Cofinancement de projets : comme une banque classique, la BDPME accorde des prêts aux entreprises, pour venir compléter les prêts accordés par les autres établissements de crédit. En 2000, la BDPME a accompagné en cofinancement plus de 3 milliards d'euros d'investissement.

Produits spécifiques : la BDPME développe également des produits spécifiques : avances de paiement sur marchés publics (4,2 milliards d'euros en 2000, au bénéfice de 7 600 entreprises) ; prêt à la création d'entreprise (13 000 créations aidées en 2000, pour un montant de prêts de 625 millions d'euros), qui permet de compléter un prêt fait par une banque à un jeune créateur ; prêt de reprise industrielle, destiné à faciliter la transmission d'entreprises (3 000 entreprises concernées en 2000, pour un coût de 1 milliard d'euros).

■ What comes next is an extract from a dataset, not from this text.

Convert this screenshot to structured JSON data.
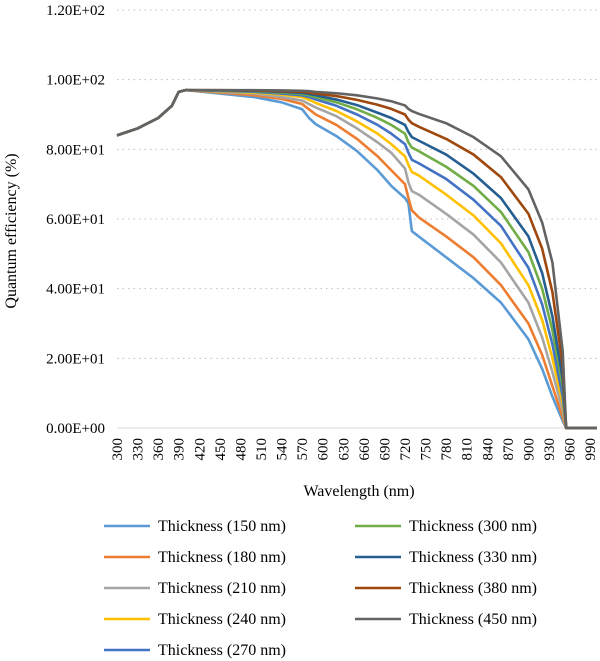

Les modes d'action de la BDPME ne lui permettent pas de mener une politique volontariste de financement des entreprises, indépendante des signaux du marché. La BDPME a pour vocation de soutenir des initiatives de marché. Elle aide à finaliser des projets engagés par un chef d'entreprise et un banquier, qui croient suffisamment dans leurs chance de succès pour conserver pour eux-mêmes une part du risque. Son activité est donc conditionnée par la situation économique d'ensemble.

L'impact macroéconomique de l'activité de la BDPME n'est pas négligeable. En 2000, les 3 milliards d'euros de crédit, accordés en cofinancement par la BDPME, représentaient environ un cinquième des crédits à moyen et long terme mis en place pour les PME en France. 13 000 créateurs d'entreprises ont bénéficié d'un prêt, soit 7,65 % du total des créateurs. Et 6 % des opérations de transmission d'entreprises ont bénéficié d'un prêt BDPME pour la reprise industrielle.

Au-delà de ces données brutes, on peut regretter cependant qu'il n'existe pas d'estimation du nombre de projets qui n'auraient pas abouti en l'absence de soutien. De telles données permettraient d'évaluer de manière plus fine l'effet de l'activité de la BDPME.

* 58 La CNME a fusionné en 1981 avec le Crédit hôtelier pour donner naissance au CEPME (Crédit d'équipement des PME).

* 59 La définition des PME retenue ici est celle de l'INSEE : sont considérées comme des PME les entreprises employant de 10 à 500 salariés.

* 60 Pour une confirmation de ces données, voir Biais B., Malecot J.F., « Incentives and efficiency in the bankruptcy process : the case of France », The World Bank, Occasional paper n° 23, April 1996 ; ou Bardos M., « Défaillance d'entreprises et délais de paiement », note pour l'Observatoire des délais de paiement, 1997. En 2000, les trois quarts des défaillances d'entreprises ont concerné des entreprises dont le chiffre d'affaires était compris entre 1 et 5 millions de francs.